While the court's opinion was limited to the facts before it, with some general comments regarding "printed advertising" the rationale of the decision is equally applicable to all media advertising, whether in trade journals, newspapers, radio, television or direct mailing. As distinct from in person
solicitation, such advertising is open to public scrutiny, lacks the coercive force of "in-person solicitation" and is "not likely to involve pressure" for and immediate response.
Nothing in the court's opinion suggests that rules, limited to prohibiting in-person solicitation, constitute an impermissible restraint. Unless and until successfully challenged or modified by appropriate action, MCPR DR 2-103(A) and DR 2-104(A) shall continue to be enforced with regard to personal solicitation, but should not be construed so as to prevent advertisements which are truthful and non-deceptive.
This opinion has the effect of modifying C-218, released in August, 1979. That opinion, which answered four specific requests based upon MCPR DR 2-103 and DR 2-104, is modified in the following particulars.
In C-218, this committee approved mass mailing advertisements so long as the mailing do not (a) suggest employment of the lawyer, (b) was sent to the general population and not a specific segment thereof with an identified need, and (c) did not unduly prompt a response by identifying a service generally needed by the public. Based upon Zauderer, it must be concluded that two of these findings must be modified. A mailing, or other advertisement, cannot be banned simply because it suggests employment of a specific lawyer, even when that suggestion is combined with legal advice. In fact, that is the specific situation presented to the court in Zauderer.
However, Zauderer did not deal directly with the thorny question of whether advertisements designed to reach a specific segment of the public may be prohibited. There the advertisement was "open to public scrutiny" in the sense that it was published in a general circulation newspaper. See e.g., Ohralik v. Ohio State Bar Ass'n, 436 US 477, 466 (1978).
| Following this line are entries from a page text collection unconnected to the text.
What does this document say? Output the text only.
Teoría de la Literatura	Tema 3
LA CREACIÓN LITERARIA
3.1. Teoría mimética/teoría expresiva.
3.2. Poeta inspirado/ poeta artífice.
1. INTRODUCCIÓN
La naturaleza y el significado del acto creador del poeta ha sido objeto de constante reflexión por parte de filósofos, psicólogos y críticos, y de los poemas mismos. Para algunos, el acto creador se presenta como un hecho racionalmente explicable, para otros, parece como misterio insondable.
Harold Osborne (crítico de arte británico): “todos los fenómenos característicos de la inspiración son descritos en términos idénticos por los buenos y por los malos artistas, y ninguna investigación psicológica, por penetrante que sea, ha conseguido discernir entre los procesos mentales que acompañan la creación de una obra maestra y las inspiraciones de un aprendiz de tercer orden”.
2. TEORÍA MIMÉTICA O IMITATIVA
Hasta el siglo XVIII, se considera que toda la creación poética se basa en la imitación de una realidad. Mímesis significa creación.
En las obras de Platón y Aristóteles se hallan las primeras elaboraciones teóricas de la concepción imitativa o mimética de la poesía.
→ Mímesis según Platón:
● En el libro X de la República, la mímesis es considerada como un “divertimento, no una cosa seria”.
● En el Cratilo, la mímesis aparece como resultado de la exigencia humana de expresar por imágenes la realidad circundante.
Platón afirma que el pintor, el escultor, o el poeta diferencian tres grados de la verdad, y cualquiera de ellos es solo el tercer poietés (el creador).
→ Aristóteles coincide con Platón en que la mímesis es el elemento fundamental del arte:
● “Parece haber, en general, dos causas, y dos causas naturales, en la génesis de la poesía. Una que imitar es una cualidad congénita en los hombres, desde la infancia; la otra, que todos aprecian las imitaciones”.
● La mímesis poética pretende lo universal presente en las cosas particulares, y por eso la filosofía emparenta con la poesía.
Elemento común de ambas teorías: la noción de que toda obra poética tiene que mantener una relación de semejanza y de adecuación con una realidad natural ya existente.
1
It may be debated whether private mailing to a select group are or are not "open to public scrutiny." It is clear that the mere fact the advertisement appeals to persons with a specific need does not justify a ban on the advertisement, but Zauderer suggests, and C-218 opines, that a ban on such limited mailings is justified.
The Committee notes that in lifting the ban on claim-specific advertisements, so long as they are truthful and non-deceptive, a much greater need exists to subject the nature of the advertisement to public scrutiny, and that solicitation directed to a specific class or potential clients, to the exclusion of the public at large, frustrates the effectiveness of the only potential check on the advertisement's truthfulness.
We therefore modify C-218 so as to permit mailings which suggest employment of the lawyer, even where the mailed advertisement identifies a service either generally needed or specifically required, but reaffirm the ban on mailings to or direct solicitation of a limited class of potential clients with an identified legal problem.